Trade dress no Brasil: Por que regulamentar é bom para todos?
No Brasil, o conceito garante a identidade visual de produtos, mas a ausência de registro formal cria insegurança e altos custos judiciais.
segunda-feira, 13 de outubro de 2025
Atualizado em 10 de outubro de 2025 13:34
Imagine um ativo valioso, capaz de distinguir um produto em meio a dezenas de concorrentes, fidelizar consumidores e sustentar estratégias de mercado - mas que, paradoxalmente, carece de proteção jurídica clara no Brasil. Esse é o cenário do trade dress, ou conjunto-imagem: um instrumento essencial de diferenciação comercial que, embora consolidado na prática e reconhecido pelos tribunais, ainda navega em um limbo regulatório que impõe custos elevados, incertezas e longos litígios aos seus titulares e aos concorrentes que pretendem utilizar uma mesma "linguagem de família". Compreender esse vácuo normativo e suas consequências práticas é fundamental para repensar a forma como o direito brasileiro tutela esse ativo e quais mudanças podem ser necessárias para garantir uma proteção mais eficiente, célere e acessível aos agentes econômicos.
Afinal, em um mercado cada vez mais competitivo e saturado de estímulos visuais, a identidade gráfica de um produto ou serviço pode ser tão estratégica quanto a própria marca. A ausência de mecanismos administrativos específicos para o registro de conjuntos-imagem no INPI força empresas - inclusive pequenas e médias, que representam a maioria do tecido empresarial brasileiro - a recorrer ao Judiciário para ver reconhecidos e tutelados seus direitos. O resultado é um sistema oneroso, demorado e imprevisível, que desestimula a inovação estética e fragiliza a segurança jurídica necessária para investimentos consistentes em branding e design.
Trade dress é um instituto do direito norte-americano, consagrado pela Lanham Act de 1946, que protege a aparência distintiva de produtos e serviços contra imitações enganosas. No Brasil, a proteção ao conjunto-imagem não decorre de norma legal específica, mas de uma construção jurisprudencial e doutrinária consolidada ao longo das últimas décadas, passando a ser utilizado para designar o conjunto de elementos visuais e sensoriais que conferem identidade própria a um produto ou serviço, funcionando como importante instrumento de diferenciação no mercado.
A jurisprudência brasileira tem reconhecido de forma consistente que a reprodução indevida do conjunto-imagem configura ato de concorrência desleal, passível de repressão com base na lei da propriedade industrial e no CDC. Decisões de tribunais e do STJ afirmam que não é necessária a contrafação de marca para caracterizar a infração: basta a imitação global de elementos visuais capazes de induzir o consumidor a erro ou gerar associação indevida com produtos já consolidados.

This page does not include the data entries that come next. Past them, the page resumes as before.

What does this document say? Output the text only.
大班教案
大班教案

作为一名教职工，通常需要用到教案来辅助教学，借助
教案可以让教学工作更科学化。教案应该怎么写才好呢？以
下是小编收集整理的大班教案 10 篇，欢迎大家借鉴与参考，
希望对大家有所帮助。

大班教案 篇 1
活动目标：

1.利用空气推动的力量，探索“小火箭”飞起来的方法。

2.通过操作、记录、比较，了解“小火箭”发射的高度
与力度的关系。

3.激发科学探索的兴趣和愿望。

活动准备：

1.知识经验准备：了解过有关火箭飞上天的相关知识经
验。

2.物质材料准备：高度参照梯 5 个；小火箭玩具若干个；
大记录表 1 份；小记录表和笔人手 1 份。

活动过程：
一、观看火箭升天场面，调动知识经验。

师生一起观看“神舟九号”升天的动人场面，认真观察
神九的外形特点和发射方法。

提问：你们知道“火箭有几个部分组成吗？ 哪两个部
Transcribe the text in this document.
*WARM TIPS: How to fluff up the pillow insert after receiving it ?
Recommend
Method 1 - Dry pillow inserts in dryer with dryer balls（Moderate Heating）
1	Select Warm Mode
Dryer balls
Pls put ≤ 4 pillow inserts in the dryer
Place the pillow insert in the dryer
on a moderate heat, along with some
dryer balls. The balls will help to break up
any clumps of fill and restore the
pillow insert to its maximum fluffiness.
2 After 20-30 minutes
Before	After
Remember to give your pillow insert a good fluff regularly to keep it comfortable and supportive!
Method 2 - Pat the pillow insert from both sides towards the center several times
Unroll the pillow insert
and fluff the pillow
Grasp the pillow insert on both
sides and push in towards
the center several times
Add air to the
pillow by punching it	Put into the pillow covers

No Brasil, não existe atualmente nenhuma norma regulamentadora do INPI que permita o registro formal de um trade dress. Em razão dessa lacuna normativa, a análise de elementos essenciais à sua proteção - especialmente a distintividade - ocorre exclusivamente no âmbito judicial. Nesses casos, a comprovação depende quase sempre de perícia técnica, que se torna peça central para a definição do litígio.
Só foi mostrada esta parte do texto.